Her eyes widened. I assumed I’d upset her sensibilities, which had been my intent, but that night with Brady all those years later I had more context. I was, by then, a mother myself. Looking back on the scene, I saw her expression for what it was—not shock, but fear. My mother was afraid of me. She shook her head fiercely, swearing she only meant it’d be the next big celebration in my honor. My father, Meg, and I all rolled our eyes. There’s no such thing as going from a drunk to a solid point. “I’m not a prize,” I said, enunciating each word to highlight my mother’s slur. “Women are honored for things besides marriage and children. I know that’s hard for you to understand.” I accentuated you to be sure the insult was clear, but there was no need. She’d been my tomato target for years.

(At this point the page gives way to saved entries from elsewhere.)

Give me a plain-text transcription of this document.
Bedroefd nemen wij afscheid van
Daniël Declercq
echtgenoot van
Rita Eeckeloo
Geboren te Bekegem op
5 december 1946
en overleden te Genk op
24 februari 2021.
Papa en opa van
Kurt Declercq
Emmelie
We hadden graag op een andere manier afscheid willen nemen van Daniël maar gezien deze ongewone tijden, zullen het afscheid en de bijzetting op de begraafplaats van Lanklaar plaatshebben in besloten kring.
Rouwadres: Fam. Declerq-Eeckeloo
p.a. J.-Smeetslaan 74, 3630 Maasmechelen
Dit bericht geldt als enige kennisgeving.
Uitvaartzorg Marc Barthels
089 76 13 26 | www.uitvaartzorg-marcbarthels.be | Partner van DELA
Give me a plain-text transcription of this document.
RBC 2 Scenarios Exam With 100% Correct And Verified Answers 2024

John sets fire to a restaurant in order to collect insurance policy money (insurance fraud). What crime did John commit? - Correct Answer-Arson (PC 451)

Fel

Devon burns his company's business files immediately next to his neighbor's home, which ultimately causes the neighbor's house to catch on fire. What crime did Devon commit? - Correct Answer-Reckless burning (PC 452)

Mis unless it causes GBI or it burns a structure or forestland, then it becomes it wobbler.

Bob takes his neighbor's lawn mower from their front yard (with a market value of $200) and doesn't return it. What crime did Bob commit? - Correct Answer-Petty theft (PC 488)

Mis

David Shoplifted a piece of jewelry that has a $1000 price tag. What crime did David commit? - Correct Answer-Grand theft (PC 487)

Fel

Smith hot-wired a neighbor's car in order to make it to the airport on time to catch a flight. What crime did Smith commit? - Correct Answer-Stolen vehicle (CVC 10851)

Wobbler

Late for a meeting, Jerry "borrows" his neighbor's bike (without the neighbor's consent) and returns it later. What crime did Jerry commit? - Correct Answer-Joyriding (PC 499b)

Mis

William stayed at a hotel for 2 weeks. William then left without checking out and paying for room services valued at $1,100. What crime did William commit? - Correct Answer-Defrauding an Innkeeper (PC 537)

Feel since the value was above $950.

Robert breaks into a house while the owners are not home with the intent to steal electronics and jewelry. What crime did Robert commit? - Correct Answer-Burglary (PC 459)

After reliving that graduation memory, I analyzed our relationship in a way I hadn’t thought to when we were both alive, and neglected to after her sudden death when there was a coffin to buy and awkward postfuneral party to host. During this unexpected slump, I dissected every fight we had with maternal goggles on, and came to see my mother wasn’t out to get Meg and me. She just couldn’t handle life. Perspective matured, I grew to view her addiction as almost predictable. She was a small-town girl who married her high-school sweetheart. My father had a strong, demanding personality. He controlled her highs and lows from the age of sixteen. They had no mortgage left on the three-bedroom house they bought in 1968. She didn’t see what more one could want. Not upsetting the applecart, as she often preached, had served her well.

But society turned on her. What was once a woman’s duty suddenly became passé. All her friends got jobs while my mom was busy swapping recipes with the grandmothers in our neighborhood. Imagine how stunned she must’ve been to realize the community no longer held her blind familial devotion in high esteem. Even my father wished he’d attached himself to someone more cosmopolitan, more worldly. And so he did—on the side. I envision my mother growing weak from abandonment and disrespect and finding strength, or at least solace, in Carlo Rossi’s wine jugs, a man whose picture we saw so often Meg called him our grandfather.

So what came first? There’s no doubt she was a shitty mom from twelve on, but did I send her on that course? During the family portion of what proved to be another failed rehab attempt, a doctor in a crisp lab coat explained the science behind the disease of alcoholism. It was all right there: my mother was genetically screwed. There were dozens of triggers—me, my dad, traffic—but only one person in control of the hand lifting that glass to her lips. And yet, the memory of how ungrateful and unpleasant I was gnawed at me. I started questioning my own evening chardonnay, my own loneliness. Brady traveled a lot. Eve got her license. I was free, but I was lost. My mother was long gone, but her memory suddenly had a grip on my present.

Meg and Brady had no patience for it. A drunk is a drunk because they like to get drunk, they said. But I felt guilty. My role in it all haunted me. Brady will be alarmed when he reaches that part of my journal. It’s a relief he’s sticking to an entry a day. I have six more months of documented sanity.

For the first time, I wonder where my mother is. Perhaps Linda had a welcoming committee because the predeceased were excited for her arrival. Would I blame Mom for thinking she deserved death to herself? I can almost hear her encourage my father not to go to any trouble, that sometimes it’s best to leave good enough alone.